Данилкина натура упряма и своенравна, недостижимое Данилке вдесятеро желаннее. А тут – как бы выставлен в унизительном свете родной супружницей.
– Ах, язви ее, кума волосатая! – изумлялся Данила. – Ах ты, змея моя подколодная! Вот мордовская супонь, что придумала – под замок!
И бухал, садил плечом в стены, обшаривал обомшелые углы, точно готовился раскатать крепкое строеньице на бревешки.
– Оставь, если такой оборот, в другой раз наверстаем. Айда ко мне потихоньку. Оне – бабы. Оне – так, мы иначе, че уж зазря убиваться.
– К тебе? – в полкрика уже кричит озлобившийся Данилка. – К тебе? У меня уж своево дома нету? Холуй я им тут?
Разбежался, ударился плечом в дверь. Но крепко заматеревшее дерево, да и дверь наружу открывается, разве что с косяками удастся высадить.
Давилка был в ярости. Разлетевшись как фыркающий паровоз, снова бросил себя на препятствие. Безжалостно бросил, громко ухнув. Банешка лишь вздрогнула чуть-чуть, сотрясла под ногами земельку.
– Стой! – решительно требует Бубнов. – Давай с умом, обморокуем давай.

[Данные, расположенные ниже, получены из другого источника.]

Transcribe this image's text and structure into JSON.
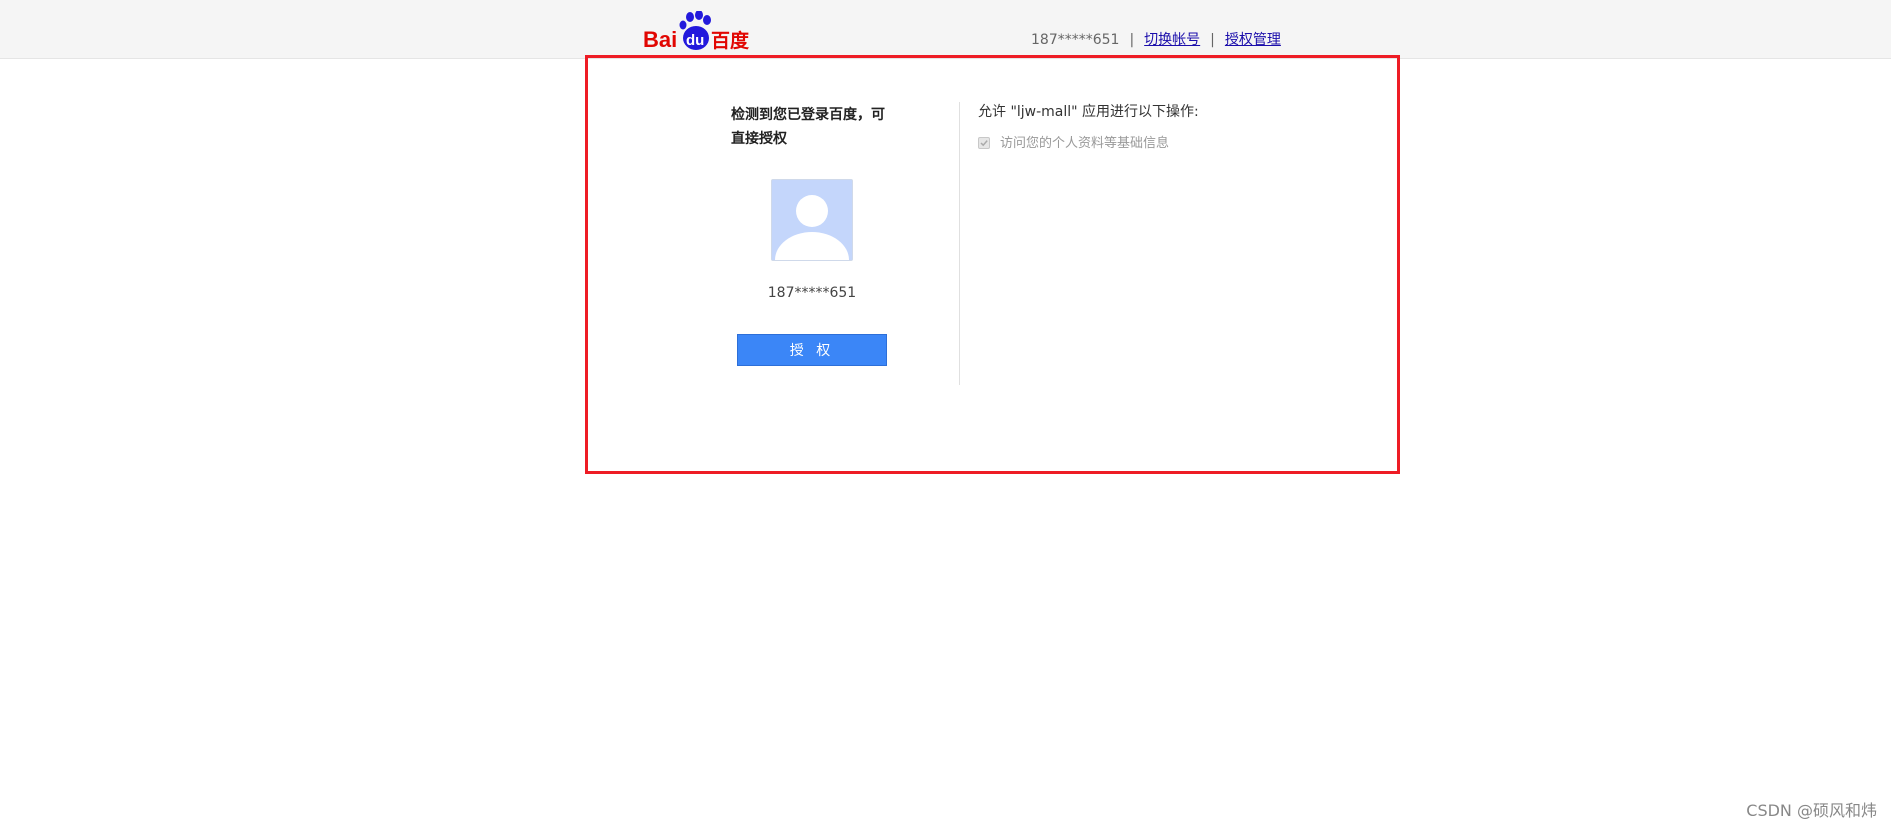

– Это как… через крышу? – мгновенно, как порох, воспламеняется Данилка, готовый ко всему, и задирает вверх голову.
Но и крыша сделана надежно. Трофим всовывается в оконный проем, выждав, пока глаза освоятся в темноте, высмотрев что-то, командует:
– Ищи проволоку потолще, выудим, не может быть.
– Ха-ха! – закатывается радостно Данилка. – Давай удить, давай удилку сообразим.
Проволока находится скоро. Толстая, упрямо не разгибающаяся, но мужики все же выпрямляют ее. Бубнов снова всовывается в окно, покряхтывая и орудуя одной рукой, подцепляет крюком жбан.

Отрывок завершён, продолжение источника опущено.